A reporter challenged President Donald Trump, claiming that “many Palestinian-Americans voted for you because you promised them to end the war in Gaza.” Trump’s response was measured, but firm: “The war will stop at some point that won’t be in the too distant future.”
While the reporter’s framing reflected common media narratives, it ignored a critical truth, there is no such thing as a “Palestinian” nation or people. The conflict in Gaza is not a war between two states. It is a war between Israel and Iran-backed terrorist organizations, chiefly Hamas, who are using the people of Gaza as human shields in their genocidal war to wipe Israel off the map.
War Imposed on Israel, Not Initiated by It
The war did not begin arbitrarily. It began on October 7, 2023, when over 6,000 terrorists from Gaza launched the deadliest massacre of Jews since the Holocaust, brutally murdering more than 1,163 people and dragging 251 hostages—including babies, children, and elderly civilians—into Gaza.
Hamas initiated this war with unspeakable cruelty. The ongoing conflict is the direct consequence of that barbaric aggression, not the cause.
Trump: Peace Comes Through Strength, Not Concessions to Terror
President Trump, who has taken a hard line on terror since returning to office, did not validate the reporter’s false premise.

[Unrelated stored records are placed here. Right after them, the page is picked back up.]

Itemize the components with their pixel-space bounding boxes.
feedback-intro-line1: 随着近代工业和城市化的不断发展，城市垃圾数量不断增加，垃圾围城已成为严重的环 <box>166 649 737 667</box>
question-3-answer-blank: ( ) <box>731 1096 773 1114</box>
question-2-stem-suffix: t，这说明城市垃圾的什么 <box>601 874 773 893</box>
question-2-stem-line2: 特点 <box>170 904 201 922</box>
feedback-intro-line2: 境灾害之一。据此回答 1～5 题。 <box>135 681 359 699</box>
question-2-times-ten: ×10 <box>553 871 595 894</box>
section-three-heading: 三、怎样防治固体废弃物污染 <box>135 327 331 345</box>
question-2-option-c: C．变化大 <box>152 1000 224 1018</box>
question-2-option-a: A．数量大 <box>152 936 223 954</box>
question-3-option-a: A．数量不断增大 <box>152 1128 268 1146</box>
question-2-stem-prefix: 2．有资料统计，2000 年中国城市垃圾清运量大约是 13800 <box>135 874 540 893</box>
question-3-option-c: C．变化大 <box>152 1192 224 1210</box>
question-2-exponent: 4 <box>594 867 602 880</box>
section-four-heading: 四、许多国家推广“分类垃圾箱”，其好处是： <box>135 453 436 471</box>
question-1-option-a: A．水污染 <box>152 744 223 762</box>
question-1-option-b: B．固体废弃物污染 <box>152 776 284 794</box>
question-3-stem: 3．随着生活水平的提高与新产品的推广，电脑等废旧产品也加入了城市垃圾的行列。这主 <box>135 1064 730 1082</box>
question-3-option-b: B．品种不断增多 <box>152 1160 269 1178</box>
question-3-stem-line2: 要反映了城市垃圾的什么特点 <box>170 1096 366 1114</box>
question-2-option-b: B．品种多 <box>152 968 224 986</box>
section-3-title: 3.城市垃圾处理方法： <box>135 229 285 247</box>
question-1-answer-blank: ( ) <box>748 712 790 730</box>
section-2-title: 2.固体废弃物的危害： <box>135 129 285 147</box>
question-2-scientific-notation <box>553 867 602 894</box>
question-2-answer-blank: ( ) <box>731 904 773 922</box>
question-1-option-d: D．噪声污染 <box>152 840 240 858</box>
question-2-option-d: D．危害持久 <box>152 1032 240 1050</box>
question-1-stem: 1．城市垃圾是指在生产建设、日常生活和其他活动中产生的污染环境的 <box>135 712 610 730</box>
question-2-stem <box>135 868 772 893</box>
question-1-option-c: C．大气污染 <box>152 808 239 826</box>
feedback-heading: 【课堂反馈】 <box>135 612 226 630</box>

Instead, his answer, “The war will stop at some point” acknowledged the reality: the war will end only when the threat is removed, not before.
This reflects the Trump administration’s consistent message: peace in the region will not come through appeasement, but through the total dismantling of Iran’s terror proxies and infrastructure, from Hamas in Gaza to Hezbollah in Lebanon, to the Houthis in Yemen.
The reporter’s question also ignored the grotesque double standard that plagues much of the international discourse. It conflates terrorist aggressors with democratic defenders. There is no moral equivalence between a nation defending its citizens and a terror group hiding behind civilians to prolong war.
The suffering in Gaza is real, but it is the direct result of Hamas’ use of civilian areas to store weapons, launch rockets, and imprison Israeli hostages. Every day the war continues is another day Hamas chooses to hold onto power rather than surrender.
Victory, Then Peace
Trump’s statement, calm but purposeful, signals what comes next. This war will not last forever. But it will not end until Hamas is dismantled and Gaza is freed from Iranian-backed tyranny. Only then can true peace, security, and prosperity return—for Israelis and for the people of Gaza who have suffered under Hamas’ reign.
Until that moment arrives, the Trump-Netanyahu alliance remains resolute: the war will stop, but only when victory is secured.